Comentário editorial
Nesta leitura prática, a decisão é organizada para mostrar o que o STJ efetivamente registrou e quais dados devem ser conferidos antes de transportar o entendimento para uma situação cotidiana. O recorte processual é EDcl no HC, julgado por QUINTA TURMA, sob relatoria de DANIELA TEIXEIRA.

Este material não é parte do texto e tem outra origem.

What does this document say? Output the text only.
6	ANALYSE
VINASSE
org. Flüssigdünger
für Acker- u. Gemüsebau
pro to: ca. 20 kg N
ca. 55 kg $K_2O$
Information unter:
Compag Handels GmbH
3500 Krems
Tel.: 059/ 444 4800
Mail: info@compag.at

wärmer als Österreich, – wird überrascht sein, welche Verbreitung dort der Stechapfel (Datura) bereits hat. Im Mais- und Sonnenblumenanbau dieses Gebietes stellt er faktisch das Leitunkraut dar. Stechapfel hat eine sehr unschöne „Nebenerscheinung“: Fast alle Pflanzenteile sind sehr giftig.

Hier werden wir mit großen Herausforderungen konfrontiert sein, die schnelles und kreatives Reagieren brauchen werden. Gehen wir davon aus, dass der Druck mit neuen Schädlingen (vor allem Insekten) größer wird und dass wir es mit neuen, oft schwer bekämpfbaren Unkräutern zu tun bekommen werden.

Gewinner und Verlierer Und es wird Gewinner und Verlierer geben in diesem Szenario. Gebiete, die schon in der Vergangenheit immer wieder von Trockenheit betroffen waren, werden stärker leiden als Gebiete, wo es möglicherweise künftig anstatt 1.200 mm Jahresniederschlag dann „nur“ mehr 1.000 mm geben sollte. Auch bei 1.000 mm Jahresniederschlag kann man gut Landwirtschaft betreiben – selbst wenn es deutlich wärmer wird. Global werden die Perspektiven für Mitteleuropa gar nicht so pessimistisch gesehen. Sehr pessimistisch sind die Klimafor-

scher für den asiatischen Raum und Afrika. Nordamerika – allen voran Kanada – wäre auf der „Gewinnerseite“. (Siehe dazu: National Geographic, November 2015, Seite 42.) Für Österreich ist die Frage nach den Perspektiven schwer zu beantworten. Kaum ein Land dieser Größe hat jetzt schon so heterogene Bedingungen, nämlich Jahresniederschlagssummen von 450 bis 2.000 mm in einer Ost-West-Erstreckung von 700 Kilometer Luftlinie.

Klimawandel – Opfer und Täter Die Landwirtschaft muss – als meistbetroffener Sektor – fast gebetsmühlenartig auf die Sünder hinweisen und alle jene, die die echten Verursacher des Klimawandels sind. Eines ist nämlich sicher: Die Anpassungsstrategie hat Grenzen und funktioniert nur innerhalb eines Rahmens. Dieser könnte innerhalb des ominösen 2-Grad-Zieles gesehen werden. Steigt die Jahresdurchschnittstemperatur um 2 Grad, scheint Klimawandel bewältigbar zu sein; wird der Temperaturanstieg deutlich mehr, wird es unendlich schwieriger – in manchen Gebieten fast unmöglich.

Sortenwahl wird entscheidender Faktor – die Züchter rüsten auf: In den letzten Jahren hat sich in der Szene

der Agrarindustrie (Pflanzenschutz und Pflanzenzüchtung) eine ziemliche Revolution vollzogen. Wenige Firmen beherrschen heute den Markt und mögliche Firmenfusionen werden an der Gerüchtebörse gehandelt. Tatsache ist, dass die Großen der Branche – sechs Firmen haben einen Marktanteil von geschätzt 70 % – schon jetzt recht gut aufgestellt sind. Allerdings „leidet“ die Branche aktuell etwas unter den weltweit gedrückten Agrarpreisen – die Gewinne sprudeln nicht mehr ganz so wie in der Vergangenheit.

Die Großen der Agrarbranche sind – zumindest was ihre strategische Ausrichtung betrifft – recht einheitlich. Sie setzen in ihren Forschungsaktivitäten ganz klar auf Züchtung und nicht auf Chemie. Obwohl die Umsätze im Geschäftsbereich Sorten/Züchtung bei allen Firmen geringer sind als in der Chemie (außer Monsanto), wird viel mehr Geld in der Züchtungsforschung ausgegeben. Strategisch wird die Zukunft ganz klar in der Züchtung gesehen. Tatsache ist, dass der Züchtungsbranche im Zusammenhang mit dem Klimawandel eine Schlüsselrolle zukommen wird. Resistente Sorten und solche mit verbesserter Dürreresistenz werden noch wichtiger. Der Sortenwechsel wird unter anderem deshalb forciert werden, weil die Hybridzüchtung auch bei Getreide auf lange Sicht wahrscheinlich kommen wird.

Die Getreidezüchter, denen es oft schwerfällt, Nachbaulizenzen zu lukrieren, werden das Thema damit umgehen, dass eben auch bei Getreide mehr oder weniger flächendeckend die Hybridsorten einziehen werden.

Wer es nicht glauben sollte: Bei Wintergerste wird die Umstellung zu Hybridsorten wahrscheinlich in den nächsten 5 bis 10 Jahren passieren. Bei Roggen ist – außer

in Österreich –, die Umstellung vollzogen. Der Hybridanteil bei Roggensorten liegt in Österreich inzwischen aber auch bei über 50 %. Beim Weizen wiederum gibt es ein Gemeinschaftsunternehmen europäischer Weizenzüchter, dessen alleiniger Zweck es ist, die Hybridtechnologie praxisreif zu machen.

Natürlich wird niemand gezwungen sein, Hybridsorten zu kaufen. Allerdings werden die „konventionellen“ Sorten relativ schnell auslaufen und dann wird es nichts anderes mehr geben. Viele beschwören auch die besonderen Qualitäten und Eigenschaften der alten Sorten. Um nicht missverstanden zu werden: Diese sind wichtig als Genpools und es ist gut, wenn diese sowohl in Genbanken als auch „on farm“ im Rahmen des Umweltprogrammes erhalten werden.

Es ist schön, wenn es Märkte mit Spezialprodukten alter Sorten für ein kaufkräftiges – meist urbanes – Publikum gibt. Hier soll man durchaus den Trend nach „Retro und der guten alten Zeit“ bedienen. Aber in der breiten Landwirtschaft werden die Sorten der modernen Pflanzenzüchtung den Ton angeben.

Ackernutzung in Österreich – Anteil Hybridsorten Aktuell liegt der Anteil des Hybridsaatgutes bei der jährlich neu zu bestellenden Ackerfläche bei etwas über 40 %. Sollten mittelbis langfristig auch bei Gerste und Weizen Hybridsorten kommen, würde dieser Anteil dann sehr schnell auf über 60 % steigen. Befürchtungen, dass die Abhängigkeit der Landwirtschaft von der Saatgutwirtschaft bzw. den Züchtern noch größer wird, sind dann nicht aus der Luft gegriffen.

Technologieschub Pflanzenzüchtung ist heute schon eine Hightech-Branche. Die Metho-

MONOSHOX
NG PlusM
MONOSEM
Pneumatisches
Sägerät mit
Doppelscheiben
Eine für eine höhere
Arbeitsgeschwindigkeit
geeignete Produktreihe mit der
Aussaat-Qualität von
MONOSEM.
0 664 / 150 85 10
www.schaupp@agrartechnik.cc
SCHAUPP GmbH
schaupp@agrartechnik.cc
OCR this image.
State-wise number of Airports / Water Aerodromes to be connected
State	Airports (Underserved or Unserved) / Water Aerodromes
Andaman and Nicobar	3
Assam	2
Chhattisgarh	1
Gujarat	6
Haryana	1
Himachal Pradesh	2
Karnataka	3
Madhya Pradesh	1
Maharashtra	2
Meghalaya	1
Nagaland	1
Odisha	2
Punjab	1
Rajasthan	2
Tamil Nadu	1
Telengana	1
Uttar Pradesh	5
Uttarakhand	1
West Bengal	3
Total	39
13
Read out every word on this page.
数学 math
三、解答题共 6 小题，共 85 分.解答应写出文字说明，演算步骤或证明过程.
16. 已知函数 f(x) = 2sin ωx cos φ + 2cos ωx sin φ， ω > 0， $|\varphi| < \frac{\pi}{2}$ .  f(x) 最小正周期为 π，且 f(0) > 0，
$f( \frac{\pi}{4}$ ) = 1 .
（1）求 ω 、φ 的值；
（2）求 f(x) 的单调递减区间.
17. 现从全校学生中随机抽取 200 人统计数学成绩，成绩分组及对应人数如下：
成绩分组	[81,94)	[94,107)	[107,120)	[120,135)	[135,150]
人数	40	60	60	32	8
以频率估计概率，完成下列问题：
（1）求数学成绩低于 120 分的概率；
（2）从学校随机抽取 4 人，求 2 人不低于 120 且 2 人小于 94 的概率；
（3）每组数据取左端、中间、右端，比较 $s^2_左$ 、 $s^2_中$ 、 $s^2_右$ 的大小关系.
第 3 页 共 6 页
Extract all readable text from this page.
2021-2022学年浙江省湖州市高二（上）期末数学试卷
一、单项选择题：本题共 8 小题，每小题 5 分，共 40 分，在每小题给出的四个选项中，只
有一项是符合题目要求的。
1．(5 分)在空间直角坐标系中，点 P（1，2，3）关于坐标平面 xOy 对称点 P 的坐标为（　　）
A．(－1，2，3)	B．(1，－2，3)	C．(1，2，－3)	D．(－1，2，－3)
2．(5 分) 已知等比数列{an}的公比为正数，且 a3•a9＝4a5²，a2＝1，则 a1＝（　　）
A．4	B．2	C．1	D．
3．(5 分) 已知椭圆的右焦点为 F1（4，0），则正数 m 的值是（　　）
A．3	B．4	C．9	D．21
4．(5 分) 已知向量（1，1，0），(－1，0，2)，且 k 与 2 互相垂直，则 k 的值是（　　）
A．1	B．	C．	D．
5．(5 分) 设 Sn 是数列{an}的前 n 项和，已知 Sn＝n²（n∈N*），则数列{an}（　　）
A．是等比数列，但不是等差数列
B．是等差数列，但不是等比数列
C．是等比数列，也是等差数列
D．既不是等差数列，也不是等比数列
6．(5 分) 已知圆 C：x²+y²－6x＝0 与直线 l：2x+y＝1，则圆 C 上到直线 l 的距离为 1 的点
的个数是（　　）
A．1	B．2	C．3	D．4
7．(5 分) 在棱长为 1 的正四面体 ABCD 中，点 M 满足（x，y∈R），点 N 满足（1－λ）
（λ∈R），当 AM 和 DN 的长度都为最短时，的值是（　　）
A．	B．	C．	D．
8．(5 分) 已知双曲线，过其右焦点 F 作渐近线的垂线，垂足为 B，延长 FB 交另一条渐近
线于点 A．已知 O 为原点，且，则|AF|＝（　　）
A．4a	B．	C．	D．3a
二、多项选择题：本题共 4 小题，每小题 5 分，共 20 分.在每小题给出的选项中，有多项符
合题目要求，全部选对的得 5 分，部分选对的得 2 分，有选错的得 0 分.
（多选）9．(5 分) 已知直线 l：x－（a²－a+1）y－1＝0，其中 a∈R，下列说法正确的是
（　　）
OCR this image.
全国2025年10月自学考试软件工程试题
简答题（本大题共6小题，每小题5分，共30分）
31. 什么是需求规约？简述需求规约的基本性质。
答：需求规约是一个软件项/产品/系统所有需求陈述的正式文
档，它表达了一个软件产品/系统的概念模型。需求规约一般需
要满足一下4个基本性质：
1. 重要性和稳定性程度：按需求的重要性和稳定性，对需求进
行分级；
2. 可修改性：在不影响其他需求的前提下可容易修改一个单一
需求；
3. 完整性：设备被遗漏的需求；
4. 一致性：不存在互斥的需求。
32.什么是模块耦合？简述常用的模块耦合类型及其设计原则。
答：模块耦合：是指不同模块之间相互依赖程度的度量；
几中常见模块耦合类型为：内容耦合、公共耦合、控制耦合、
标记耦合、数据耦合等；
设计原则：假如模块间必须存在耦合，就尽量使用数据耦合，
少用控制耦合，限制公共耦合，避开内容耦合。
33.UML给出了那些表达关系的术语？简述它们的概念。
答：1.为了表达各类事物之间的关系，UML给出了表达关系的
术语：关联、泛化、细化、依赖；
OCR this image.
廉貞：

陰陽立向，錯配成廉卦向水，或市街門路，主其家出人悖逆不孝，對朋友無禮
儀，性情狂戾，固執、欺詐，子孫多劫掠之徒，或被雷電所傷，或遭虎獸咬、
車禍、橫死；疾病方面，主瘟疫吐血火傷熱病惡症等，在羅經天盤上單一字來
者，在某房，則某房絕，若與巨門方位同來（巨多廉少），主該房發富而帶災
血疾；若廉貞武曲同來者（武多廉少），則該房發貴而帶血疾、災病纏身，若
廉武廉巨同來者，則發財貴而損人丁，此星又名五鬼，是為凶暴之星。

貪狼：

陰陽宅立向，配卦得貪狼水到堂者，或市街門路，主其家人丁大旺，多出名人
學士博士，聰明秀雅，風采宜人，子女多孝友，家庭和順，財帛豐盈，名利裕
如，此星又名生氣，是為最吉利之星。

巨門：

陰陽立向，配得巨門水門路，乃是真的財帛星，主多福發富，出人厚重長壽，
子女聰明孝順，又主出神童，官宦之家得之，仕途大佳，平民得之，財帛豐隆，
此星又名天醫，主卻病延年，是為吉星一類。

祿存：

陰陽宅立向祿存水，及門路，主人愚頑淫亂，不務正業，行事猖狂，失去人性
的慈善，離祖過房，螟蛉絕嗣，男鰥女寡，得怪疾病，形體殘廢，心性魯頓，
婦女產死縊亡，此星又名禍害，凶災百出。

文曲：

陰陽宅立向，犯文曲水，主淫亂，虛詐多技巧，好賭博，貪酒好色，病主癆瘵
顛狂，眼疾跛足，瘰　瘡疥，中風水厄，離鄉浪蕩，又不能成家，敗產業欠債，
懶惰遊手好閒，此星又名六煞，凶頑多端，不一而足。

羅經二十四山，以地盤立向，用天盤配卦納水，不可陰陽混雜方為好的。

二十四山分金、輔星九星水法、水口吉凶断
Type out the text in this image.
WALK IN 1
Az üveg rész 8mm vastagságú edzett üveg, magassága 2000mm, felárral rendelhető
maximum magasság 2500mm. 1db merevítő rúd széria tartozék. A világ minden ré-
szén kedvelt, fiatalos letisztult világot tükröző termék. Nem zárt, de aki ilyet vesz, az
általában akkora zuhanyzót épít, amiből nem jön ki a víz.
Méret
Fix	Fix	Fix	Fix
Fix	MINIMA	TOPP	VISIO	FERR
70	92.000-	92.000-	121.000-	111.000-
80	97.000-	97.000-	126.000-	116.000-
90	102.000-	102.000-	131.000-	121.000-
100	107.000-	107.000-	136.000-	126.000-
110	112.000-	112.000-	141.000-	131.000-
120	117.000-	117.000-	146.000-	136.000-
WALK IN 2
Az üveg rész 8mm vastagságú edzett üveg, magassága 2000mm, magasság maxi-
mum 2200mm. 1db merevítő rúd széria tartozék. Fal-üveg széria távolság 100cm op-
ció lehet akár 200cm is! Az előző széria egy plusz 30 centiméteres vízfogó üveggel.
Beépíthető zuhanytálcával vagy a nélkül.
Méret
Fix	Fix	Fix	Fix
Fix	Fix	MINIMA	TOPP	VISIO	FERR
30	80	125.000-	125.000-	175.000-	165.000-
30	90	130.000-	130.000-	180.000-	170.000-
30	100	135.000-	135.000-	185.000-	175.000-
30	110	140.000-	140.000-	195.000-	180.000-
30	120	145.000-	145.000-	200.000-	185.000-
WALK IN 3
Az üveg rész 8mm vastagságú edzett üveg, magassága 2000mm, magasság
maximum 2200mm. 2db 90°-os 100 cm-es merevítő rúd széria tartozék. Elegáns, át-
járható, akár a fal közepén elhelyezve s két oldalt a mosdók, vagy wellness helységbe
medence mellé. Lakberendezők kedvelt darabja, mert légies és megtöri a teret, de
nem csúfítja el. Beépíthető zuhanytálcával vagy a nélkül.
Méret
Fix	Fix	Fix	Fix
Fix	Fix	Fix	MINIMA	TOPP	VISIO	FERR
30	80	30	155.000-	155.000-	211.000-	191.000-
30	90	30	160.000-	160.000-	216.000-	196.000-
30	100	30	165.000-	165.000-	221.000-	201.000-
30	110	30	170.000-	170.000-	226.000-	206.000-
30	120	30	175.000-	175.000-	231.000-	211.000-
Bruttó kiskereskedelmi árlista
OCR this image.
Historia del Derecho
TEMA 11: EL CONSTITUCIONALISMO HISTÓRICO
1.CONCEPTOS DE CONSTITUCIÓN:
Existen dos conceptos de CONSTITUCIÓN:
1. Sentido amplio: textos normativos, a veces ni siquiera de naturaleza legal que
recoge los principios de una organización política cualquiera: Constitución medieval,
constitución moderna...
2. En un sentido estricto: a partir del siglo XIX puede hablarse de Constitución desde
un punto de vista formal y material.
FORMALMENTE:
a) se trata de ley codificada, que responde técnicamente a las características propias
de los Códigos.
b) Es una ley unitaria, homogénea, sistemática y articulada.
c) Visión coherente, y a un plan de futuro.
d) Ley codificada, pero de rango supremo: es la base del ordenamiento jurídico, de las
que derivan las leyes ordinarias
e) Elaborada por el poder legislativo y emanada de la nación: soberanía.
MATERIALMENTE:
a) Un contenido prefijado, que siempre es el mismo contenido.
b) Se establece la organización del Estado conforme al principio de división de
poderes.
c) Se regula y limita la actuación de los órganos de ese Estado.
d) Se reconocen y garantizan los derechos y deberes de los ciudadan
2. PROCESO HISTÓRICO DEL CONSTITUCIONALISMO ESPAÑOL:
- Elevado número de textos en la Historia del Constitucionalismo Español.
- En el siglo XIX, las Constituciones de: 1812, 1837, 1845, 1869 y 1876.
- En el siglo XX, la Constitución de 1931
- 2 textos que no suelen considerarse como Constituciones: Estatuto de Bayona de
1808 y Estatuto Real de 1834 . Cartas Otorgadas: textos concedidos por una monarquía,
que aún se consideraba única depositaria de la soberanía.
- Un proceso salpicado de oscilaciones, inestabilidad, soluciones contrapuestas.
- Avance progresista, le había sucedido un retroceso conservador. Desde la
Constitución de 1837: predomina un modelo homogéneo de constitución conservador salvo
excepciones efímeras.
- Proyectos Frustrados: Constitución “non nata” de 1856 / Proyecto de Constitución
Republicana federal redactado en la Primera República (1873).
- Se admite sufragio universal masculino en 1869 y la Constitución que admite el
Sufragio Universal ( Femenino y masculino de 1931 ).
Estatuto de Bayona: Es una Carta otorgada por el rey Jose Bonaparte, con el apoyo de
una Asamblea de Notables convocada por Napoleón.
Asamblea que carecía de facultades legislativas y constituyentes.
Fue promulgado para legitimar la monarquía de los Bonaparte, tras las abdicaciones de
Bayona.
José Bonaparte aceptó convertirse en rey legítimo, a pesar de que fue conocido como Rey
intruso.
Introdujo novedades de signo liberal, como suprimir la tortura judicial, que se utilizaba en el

Para o cidadão, o ponto essencial é não tratar a ementa como uma regra automática: fatos, pedidos, fase processual e legislação aplicável precisam ser comparados com o caso concreto. Quando o julgamento repercutir em mobilidade, veículos, sanções ou direitos do condutor, essa conexão deve estar expressa no próprio texto oficial.
Pontos centrais da ementa
- EMBARGOS DE DECLARAÇÃO RECEBIDOS COMO AGRAVO REGIMENTAL.
- INVIABILIDADE DE REEXAME FÁTICO-PROBATÓRIO NO HABEAS CORPUS.
- Embargos de declaração opostos contra decisão que não conheceu de habeas corpus impetrado em favor de paciente condenado por lavagem de capitais, com origem em crime de corrupção passiva.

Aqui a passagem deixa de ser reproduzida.